After Trump’s Justice Department refused to defend the law, California and other blue states stepped in. They contended that the zeroed-out penalty at the heart of the case couldn’t be unconstitutional because it didn’t necessitate any action on the part of the defendant. And, they added, if it was so fundamental to the rest of the health-care law, Congress would have repealed the entire thing rather than just one part of it.
The landmark Affordable Care Act, which was hotly debated early in Obama’s presidency, established health-care marketplaces through which nearly 12 million Americans who do not have insurance through their job or a government program purchased coverage last year.
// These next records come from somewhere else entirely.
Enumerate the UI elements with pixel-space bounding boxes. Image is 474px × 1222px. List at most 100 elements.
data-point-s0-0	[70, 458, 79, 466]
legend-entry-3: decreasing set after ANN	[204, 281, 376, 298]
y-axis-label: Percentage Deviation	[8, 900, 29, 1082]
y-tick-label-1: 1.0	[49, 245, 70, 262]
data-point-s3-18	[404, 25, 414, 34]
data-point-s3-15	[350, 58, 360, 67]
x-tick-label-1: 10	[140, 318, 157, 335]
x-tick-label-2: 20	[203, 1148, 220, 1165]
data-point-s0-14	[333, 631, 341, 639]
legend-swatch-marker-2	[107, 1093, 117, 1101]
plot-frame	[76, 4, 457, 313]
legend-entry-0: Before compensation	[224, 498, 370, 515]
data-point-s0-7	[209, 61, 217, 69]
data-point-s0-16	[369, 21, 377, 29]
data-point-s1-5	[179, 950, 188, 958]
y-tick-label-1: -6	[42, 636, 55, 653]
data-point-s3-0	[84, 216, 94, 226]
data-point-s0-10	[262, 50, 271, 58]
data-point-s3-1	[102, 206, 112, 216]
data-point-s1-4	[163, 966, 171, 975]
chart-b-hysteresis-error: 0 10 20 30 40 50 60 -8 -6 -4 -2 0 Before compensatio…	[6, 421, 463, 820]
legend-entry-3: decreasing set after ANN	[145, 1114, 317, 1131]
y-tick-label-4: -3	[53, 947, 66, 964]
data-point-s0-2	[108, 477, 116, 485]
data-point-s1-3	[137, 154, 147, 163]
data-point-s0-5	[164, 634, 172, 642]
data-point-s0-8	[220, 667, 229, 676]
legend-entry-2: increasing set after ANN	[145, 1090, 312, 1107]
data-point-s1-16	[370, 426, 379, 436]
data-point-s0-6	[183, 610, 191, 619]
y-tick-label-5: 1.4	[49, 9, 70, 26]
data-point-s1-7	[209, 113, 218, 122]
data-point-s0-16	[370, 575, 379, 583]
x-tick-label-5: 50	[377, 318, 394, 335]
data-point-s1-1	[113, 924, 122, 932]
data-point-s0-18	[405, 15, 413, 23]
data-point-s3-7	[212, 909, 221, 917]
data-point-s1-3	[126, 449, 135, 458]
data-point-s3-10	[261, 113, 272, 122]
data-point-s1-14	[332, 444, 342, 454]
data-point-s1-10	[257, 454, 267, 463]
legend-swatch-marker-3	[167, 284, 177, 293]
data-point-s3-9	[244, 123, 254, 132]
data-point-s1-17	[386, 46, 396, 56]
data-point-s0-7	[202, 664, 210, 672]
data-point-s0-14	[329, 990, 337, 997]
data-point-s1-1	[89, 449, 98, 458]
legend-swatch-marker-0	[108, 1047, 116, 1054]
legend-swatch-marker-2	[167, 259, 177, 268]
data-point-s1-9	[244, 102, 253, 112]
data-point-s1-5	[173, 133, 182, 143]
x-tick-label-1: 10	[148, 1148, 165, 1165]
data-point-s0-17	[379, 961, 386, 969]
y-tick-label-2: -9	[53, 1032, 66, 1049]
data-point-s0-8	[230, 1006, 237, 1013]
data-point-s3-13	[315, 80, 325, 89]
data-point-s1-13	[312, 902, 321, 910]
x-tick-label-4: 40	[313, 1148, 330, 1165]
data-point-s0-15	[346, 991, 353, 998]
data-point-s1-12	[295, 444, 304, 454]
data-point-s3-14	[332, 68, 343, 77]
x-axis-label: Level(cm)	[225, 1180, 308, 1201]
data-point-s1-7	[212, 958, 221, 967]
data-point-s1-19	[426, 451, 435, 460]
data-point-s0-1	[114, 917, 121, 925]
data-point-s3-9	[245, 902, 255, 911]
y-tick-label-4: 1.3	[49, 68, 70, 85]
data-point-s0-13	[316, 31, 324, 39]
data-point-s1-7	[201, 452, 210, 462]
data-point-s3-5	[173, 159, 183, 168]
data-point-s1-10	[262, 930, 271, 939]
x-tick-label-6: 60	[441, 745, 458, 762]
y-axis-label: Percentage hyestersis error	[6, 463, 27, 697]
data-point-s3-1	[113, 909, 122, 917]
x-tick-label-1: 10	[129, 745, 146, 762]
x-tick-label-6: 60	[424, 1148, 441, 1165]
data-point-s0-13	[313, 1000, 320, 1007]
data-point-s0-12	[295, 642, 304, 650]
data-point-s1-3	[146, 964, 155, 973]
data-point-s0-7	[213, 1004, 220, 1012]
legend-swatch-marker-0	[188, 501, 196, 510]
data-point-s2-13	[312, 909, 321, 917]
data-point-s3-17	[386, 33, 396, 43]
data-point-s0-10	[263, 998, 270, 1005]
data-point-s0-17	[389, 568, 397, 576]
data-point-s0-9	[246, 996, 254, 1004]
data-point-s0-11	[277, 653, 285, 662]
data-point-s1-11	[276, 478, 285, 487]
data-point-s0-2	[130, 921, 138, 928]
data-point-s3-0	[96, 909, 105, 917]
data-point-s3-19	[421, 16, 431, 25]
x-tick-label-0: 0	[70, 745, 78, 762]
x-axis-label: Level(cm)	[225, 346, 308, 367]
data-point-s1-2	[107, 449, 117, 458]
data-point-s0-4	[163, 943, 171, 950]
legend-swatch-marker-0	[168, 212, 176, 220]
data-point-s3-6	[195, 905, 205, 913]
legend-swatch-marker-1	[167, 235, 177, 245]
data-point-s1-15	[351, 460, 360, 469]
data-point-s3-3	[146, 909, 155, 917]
It also provided incentives for 36 states to expand their Medicaid programs.
Obamacare also imposed new regulations on other sectors of the industry, which accounts for nearly one-fifth of the US economy. It, for example, prohibited insurance companies from denying coverage to people with preexisting conditions such as cancer or diabetes, which had previously left ill Americans without insurance.
Lawmakers were concerned at the time that the policy would encourage people to forego coverage until they became ill: Why pay for a health insurance policy if insurance companies are required to provide coverage after a patient becomes ill? The solution: the so-called individual mandate, which requires most Americans to have health insurance or pay a penalty.
Conservatives objected to the idea of the government forcing people to buy something, and the individual mandate quickly became one of the law’s most contentious provisions. Trump has repeatedly attempted to undermine the individual mandate, first by signaling that his administration would not enforce it, and then by supporting the 2017 law that technically kept the penalty in place but reduced the amount to $0.
In December 2018, federal District Judge Reed O’Connor ruled that because the Supreme Court initially upheld the individual mandate under Congress’ taxing power, it could not be sustained with a zeroed-out penalty. His decision, which was stayed while it was appealed, threatened to demolish the entire health-care law.
The individual mandate is unconstitutional, according to a panel of the United States Court of Appeals for the Fifth Circuit in New Orleans, “because it can no longer be read as a tax.” Rather than overturning the entire law, as O’Connor would have done, the panel remanded the case to the district court for further analysis to determine which parts of the law could be separated from the individual mandate.